Mar 8, 2013

Genotyping on MiSeq with overlapping paired-end reads

Our Illumina MiSeq can now do 2 X 250 bp paired-end reads. We are going to use an amplicon method for a simple genotyping assay to identify very rare mutations at a single SNP site. The idea is to amplify a short fragment (less than 300-400 bp) so the F and Rev reads overlap by 50 or 100 bp, not just by a few bp, as we have done in some other assays (such as 16S metagenomics), and put our target SNP in the center of the overlap region. In this way, the SNP will be located in a high quality region of both reads, and we can get the maximum accuracy in the genotype call.

One problem with using the MiSeq for amplicon assays is that it is very sensitive to the base-pair composition at each cycle. Illumina tech support insists that a spike-in of 50% Phix DNA is necessary for any amplicon assay. (Our Genomics lab tried it with 40% added Phix and got poor results.)  However, with the latest upgrades, the MiSeq is now producing 15 Million reads per run, so with the 50% Phix spike-in, it still produces over 7 M usable (high-quality) reads.

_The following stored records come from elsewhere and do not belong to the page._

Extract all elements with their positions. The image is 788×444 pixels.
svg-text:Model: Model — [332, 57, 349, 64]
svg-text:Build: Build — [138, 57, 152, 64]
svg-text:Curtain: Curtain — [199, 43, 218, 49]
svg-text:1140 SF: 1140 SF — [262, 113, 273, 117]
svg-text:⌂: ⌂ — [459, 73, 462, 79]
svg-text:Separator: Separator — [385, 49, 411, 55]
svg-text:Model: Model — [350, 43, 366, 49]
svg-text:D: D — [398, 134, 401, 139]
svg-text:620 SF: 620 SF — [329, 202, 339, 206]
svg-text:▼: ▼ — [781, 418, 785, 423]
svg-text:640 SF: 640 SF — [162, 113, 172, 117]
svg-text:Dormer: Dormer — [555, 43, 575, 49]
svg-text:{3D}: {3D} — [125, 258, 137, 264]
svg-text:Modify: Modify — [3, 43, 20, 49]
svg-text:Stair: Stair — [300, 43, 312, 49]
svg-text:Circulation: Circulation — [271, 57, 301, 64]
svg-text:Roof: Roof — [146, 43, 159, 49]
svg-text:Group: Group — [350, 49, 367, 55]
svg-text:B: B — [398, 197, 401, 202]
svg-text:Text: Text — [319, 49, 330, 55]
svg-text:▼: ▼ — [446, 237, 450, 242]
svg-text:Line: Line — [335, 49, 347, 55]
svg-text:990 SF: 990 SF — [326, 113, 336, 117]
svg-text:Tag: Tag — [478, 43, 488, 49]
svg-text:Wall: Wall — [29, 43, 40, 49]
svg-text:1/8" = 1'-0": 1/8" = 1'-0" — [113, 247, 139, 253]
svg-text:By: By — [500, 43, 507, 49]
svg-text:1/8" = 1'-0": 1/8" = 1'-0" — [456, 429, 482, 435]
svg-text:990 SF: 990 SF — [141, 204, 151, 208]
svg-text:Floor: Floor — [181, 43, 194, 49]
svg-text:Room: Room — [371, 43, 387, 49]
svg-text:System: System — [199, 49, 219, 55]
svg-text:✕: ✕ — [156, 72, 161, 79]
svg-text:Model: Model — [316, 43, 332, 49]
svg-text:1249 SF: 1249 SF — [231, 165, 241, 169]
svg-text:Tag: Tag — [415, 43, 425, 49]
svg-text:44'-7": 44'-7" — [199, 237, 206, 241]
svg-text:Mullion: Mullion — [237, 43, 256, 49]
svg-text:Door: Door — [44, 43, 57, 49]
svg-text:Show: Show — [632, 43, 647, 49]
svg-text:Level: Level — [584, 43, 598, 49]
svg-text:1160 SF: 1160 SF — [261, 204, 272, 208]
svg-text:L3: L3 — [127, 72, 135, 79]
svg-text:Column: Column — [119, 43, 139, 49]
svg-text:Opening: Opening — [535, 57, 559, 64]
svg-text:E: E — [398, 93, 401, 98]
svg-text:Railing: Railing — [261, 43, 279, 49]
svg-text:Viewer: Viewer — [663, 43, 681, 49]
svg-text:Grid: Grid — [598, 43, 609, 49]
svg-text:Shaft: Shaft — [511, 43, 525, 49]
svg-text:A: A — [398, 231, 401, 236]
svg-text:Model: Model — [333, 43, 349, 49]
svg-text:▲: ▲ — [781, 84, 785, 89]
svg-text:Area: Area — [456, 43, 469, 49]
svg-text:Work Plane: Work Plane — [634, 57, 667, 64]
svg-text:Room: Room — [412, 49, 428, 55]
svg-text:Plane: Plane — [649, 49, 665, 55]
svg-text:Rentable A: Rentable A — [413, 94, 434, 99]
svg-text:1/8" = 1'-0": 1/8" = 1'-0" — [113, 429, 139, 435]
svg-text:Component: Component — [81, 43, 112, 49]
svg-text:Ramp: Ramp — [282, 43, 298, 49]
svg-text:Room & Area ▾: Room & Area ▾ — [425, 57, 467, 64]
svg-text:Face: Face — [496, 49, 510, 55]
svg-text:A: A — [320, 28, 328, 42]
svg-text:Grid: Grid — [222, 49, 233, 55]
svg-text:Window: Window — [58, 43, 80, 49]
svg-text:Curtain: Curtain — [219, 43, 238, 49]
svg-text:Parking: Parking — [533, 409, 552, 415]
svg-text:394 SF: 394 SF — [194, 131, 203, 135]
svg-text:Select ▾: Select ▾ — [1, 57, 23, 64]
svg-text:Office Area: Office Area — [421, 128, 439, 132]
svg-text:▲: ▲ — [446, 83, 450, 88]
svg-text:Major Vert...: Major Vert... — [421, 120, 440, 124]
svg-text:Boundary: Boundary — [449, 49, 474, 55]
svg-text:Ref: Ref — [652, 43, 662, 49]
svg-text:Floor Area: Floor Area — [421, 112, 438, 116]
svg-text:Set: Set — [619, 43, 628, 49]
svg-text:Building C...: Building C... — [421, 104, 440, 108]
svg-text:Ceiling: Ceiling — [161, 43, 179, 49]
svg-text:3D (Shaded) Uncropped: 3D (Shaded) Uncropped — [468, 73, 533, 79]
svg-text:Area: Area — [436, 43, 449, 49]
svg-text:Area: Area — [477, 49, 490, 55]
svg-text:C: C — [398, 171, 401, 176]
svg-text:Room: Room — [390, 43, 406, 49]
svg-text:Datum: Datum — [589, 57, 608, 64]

In the past, we have not used Illumina to test for rare mutations (ultra-deep sequencing) because the overall error rate is in the 0.3-0.5 range. Even if we restrict results to bases >Q30 at our target, we can't find mutations with a certainty below the error frequency of about 1 per thousand - since that would be the expected rate of false positives. With overlapping high quality reads, we can recalculate a new Q-score based on both reads (assuming that they both agree on a variant call). I am still thinking about the proper math for this (a joint probability of error), but it is something similar to the sum of the two Q-scores (product of the two error frequencies).  This would allow us to find mutations in the one per ten thousand  (or even hundred thousand) range with a low false positive rate.  The PANDA-seq program uses similar math to calculate Q-scores for overlapping regions, so we are going to use that for the first pass on this data.